What stood out to me about our day at the fair was meeting so many people concerned about the state of our water, and looking for ways to do their part to clean it up. So here are some actions you can take to do your part:

  • Clean up the Storm Drains: Storm drain grates collect refuse from our neighborhood (leaves, trash, sand) and all of that travels unfiltered into natural waters. By cleaning up the storm drain near you, you can help minimize the pollution moving from your neighborhood.

  • Collect Lawn Waste: Lawn waste (cut grass, leaves etc.) is filled with Nitrates which are a significant source of pollution in Minnesota waters. By bagging up, composting, or repurposing your lawn waste, you are helping to keep it out of natural waters.

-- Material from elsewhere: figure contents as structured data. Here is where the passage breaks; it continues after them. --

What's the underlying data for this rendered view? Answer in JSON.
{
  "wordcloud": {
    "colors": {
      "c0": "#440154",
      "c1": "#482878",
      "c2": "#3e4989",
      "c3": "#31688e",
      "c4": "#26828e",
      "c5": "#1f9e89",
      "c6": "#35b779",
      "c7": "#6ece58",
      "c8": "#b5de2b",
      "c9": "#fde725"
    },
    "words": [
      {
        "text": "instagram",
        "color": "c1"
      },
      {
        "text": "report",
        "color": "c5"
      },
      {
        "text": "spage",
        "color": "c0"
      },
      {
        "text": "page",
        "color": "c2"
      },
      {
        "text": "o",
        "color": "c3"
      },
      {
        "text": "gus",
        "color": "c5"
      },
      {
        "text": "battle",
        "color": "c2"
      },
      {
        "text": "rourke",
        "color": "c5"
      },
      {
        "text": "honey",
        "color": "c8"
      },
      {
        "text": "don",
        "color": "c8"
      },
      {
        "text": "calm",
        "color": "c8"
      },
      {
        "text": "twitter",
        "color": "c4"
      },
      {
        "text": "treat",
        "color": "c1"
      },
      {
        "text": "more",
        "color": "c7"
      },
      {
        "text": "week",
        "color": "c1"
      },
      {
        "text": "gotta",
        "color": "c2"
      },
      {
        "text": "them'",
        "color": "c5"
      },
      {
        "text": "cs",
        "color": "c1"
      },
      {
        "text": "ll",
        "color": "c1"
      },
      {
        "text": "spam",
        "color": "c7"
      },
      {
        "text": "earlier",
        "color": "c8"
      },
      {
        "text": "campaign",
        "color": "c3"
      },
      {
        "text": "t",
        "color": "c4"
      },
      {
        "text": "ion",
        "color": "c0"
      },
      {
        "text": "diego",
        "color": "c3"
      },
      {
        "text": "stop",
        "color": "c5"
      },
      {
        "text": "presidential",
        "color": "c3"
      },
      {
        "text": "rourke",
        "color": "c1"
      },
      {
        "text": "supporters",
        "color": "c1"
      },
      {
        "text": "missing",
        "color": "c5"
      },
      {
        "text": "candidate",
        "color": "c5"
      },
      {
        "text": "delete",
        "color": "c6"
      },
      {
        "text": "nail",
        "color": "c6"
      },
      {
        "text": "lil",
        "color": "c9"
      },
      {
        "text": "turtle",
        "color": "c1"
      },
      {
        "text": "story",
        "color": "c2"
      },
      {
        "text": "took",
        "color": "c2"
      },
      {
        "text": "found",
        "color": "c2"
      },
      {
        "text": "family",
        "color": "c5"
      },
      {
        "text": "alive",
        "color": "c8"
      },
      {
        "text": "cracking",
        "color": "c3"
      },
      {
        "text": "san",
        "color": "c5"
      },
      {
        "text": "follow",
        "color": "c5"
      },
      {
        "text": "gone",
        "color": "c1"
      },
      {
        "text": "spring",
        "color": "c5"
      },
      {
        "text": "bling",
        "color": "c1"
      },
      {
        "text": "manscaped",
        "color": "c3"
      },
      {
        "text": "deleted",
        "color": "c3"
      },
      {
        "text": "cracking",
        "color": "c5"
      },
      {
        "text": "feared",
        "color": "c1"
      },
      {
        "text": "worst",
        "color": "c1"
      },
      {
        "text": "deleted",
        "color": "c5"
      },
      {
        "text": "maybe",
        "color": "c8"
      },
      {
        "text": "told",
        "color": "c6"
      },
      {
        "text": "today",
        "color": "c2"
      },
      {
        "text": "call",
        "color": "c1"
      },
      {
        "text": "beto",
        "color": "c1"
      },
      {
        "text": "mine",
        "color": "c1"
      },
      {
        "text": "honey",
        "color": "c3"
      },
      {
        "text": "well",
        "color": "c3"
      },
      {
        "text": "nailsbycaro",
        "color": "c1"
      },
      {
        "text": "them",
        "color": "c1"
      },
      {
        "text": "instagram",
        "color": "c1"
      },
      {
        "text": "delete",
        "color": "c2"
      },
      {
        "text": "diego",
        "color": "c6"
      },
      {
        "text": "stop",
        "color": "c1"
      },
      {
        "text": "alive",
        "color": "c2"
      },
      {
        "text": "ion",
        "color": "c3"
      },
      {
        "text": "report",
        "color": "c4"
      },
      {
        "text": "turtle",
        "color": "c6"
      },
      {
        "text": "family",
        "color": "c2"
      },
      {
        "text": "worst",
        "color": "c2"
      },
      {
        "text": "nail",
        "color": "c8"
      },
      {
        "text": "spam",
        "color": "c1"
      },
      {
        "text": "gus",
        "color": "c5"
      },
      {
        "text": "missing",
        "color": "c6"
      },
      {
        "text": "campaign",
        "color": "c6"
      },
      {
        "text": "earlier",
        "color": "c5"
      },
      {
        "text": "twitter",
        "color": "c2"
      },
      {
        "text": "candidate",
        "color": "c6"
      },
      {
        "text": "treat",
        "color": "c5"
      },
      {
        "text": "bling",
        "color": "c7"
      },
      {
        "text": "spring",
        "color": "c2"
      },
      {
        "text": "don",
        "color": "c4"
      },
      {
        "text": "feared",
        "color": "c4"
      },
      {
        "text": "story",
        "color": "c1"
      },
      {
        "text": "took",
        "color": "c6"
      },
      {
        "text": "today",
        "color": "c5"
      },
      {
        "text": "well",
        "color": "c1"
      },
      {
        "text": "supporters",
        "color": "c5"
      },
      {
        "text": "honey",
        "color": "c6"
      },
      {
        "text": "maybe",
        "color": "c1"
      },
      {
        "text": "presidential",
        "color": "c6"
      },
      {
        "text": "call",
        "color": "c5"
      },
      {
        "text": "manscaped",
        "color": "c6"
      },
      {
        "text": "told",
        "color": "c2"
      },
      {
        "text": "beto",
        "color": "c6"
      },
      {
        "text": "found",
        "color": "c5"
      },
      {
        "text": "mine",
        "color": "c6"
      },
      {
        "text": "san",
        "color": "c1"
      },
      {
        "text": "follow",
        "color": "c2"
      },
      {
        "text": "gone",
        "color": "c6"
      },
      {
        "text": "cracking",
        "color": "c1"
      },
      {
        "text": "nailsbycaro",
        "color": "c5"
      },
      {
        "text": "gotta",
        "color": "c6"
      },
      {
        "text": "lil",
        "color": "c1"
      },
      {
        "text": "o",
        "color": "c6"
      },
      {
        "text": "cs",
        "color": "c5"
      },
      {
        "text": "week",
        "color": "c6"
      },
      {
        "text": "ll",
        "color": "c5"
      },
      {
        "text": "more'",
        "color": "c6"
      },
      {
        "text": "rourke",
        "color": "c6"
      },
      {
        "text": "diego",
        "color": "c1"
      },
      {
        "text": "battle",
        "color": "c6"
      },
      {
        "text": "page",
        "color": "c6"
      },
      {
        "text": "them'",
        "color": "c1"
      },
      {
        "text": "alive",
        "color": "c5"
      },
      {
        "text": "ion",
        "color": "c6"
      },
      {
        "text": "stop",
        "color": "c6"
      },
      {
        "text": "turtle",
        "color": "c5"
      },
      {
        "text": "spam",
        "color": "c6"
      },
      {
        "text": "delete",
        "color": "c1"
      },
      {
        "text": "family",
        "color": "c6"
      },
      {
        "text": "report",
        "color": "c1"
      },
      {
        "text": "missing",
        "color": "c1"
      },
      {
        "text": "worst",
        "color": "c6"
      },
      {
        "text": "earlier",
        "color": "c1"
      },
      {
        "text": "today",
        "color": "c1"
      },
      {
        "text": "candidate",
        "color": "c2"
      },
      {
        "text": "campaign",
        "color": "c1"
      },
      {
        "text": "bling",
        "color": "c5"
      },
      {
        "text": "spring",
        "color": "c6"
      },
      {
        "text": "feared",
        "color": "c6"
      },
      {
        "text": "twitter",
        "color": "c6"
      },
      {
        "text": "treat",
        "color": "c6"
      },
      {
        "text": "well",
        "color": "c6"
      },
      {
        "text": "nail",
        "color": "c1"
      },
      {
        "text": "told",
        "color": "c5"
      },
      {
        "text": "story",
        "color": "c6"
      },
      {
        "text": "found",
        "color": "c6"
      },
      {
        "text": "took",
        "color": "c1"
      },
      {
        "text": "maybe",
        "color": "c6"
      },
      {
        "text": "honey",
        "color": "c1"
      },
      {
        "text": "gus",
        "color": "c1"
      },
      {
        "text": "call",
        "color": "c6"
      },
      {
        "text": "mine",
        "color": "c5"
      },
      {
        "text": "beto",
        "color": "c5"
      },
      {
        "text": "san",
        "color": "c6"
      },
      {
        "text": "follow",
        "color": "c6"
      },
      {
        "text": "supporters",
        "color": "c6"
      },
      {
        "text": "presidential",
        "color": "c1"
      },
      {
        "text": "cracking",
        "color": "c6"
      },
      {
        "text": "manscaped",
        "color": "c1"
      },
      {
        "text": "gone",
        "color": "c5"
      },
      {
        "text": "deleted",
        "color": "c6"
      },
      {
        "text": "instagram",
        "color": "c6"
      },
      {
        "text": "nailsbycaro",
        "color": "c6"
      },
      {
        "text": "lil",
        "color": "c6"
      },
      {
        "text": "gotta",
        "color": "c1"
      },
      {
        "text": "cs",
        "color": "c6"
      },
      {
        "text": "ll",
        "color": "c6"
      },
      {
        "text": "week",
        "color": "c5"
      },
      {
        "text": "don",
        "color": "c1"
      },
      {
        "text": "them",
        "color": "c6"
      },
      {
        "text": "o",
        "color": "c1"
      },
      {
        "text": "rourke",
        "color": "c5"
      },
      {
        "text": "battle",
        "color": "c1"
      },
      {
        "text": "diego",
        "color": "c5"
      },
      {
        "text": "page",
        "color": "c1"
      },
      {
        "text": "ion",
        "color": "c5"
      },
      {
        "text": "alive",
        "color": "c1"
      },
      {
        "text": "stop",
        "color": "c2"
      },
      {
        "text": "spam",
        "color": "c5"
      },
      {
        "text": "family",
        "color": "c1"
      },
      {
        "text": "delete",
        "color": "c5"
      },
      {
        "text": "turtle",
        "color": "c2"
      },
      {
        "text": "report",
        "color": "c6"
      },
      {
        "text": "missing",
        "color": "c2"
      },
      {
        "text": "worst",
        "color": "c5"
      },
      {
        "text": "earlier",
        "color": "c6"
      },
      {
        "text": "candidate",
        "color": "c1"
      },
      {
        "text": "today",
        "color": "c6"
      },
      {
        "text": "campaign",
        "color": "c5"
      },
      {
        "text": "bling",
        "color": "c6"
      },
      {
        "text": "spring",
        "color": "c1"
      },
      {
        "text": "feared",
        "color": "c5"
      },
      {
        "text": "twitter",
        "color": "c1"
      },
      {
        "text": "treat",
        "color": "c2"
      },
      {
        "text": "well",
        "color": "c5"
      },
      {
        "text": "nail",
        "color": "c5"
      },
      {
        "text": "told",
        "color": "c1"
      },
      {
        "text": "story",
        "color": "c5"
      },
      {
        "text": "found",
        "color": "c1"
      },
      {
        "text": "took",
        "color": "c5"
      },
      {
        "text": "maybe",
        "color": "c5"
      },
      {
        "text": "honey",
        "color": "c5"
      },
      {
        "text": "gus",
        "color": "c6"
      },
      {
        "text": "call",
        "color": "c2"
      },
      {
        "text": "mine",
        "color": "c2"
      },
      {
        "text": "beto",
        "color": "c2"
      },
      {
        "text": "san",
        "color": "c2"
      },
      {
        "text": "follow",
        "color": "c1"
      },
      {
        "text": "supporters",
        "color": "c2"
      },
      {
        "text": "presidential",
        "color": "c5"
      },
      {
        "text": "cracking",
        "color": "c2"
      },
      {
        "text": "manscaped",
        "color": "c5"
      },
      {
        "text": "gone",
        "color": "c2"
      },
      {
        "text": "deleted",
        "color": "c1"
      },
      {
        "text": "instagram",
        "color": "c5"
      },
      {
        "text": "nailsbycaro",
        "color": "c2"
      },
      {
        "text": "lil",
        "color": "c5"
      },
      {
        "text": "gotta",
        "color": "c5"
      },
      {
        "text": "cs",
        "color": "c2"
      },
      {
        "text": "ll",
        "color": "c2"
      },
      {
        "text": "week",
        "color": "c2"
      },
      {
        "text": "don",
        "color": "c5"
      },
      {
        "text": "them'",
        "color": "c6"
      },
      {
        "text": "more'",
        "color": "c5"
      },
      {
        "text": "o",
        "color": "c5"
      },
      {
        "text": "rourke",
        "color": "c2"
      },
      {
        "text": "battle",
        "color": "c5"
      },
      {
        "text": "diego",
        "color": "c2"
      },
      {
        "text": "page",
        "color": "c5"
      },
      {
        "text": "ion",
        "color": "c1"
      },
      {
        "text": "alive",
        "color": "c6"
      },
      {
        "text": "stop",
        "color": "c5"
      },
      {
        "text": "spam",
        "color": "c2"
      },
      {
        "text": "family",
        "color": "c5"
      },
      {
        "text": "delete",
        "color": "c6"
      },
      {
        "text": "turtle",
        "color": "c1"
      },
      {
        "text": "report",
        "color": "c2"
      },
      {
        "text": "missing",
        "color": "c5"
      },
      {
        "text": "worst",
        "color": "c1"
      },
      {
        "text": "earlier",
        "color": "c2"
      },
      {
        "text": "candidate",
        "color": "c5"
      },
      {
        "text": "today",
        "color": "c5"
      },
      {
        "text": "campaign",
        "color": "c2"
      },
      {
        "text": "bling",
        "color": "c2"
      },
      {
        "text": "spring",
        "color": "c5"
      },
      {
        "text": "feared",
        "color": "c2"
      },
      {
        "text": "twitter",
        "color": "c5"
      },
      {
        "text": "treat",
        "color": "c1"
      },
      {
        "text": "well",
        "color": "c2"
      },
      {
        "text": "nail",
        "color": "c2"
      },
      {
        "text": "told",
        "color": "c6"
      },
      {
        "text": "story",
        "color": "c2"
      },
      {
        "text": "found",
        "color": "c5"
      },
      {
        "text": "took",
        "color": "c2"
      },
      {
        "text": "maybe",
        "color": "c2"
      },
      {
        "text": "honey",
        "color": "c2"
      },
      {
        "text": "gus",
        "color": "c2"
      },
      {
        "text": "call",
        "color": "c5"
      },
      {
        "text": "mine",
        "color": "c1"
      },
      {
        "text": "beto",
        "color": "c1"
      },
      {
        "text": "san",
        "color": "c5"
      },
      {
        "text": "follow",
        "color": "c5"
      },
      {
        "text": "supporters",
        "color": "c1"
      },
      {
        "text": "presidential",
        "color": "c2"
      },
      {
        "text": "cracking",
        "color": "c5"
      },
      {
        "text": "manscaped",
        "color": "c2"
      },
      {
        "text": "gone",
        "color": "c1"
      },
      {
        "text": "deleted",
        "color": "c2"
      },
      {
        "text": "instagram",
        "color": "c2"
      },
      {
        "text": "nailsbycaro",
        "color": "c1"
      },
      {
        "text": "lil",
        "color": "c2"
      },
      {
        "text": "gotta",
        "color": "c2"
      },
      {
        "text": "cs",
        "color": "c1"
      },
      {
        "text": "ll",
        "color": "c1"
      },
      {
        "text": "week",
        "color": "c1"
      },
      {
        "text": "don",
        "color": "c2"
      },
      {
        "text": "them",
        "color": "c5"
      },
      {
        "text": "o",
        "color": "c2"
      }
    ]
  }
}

  • Use the Rain: Install a rain barrel on your gutter (DIY Instructions). Rain barrels collect storm runoff, which can be used to water plants. Plants do not need water that is purified to standards for human consumption. By using the collected rainwater, you lessen the demand for clean drinkable water, which in turn saves energy and helps us maintain the longevity of our water supply.

  • You can also convert your garden to a rain garden! The main feature of a rain garden is it has a deep basin-like center that collects rainwater and allows it to filter down into the ground. By encouraging rainwater infiltration, you reduce the potential for polluted runoff, and increase the water storage capacity of the land around you.

There are more ways to help [Clean up your animal waste!], but hopefully these three tips help get you started.